One-way analysis of variance (ANOVA) with Dunn’s multiple comparison post hoc test or Student’s t-test was used for statistics, using GraphPad Prism 5. All experiments were performed in triplicate and data are presented as the mean ± standard error of the mean (S.E.M). The level of statistical significance was set at p < 0.05.

5. Conclusions

The aging-related progressive loss of skeletal muscle mass, known as sarcopenia, is the most common type of muscle atrophy and is associated with significant impairment of muscle function.

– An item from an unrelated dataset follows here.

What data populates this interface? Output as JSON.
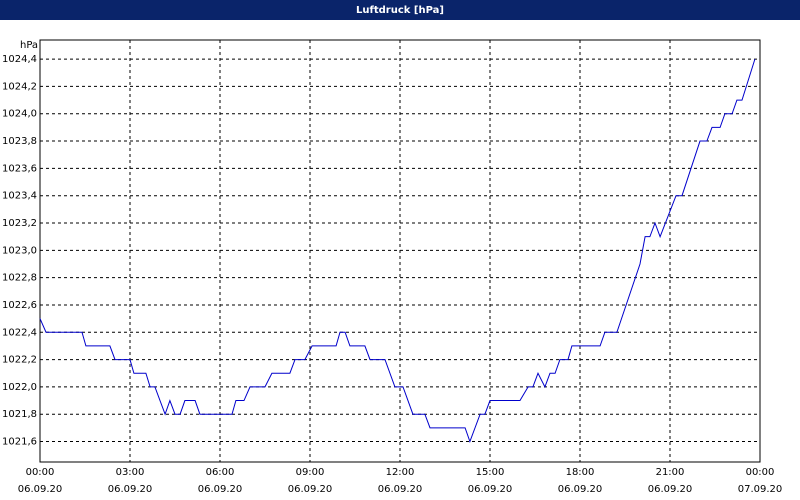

Aging is a very complex biological phenomenon, and our understanding of skeletal muscle aging is limited. In vitro models of muscle cell senescence can greatly contribute to the improvement of our knowledge of cellular and molecular aspects of aging-induced muscle changes. This study characterized a model of replicative myoblast senescence and demonstrated that a diminished myogenic/anabolic potential characterizes the aged myoblasts which, in combination with the induction of apoptotic and muscle atrophy factors, indicates a disrupted myogenic lineage in the senescent muscle cells. These findings might serve as a molecular signature of myogenesis in replicative senescent myoblasts and a valuable resource for developing more focused in vitro experimental designs to further characterize the cellular and molecular mechanisms of skeletal muscle alterations in aging.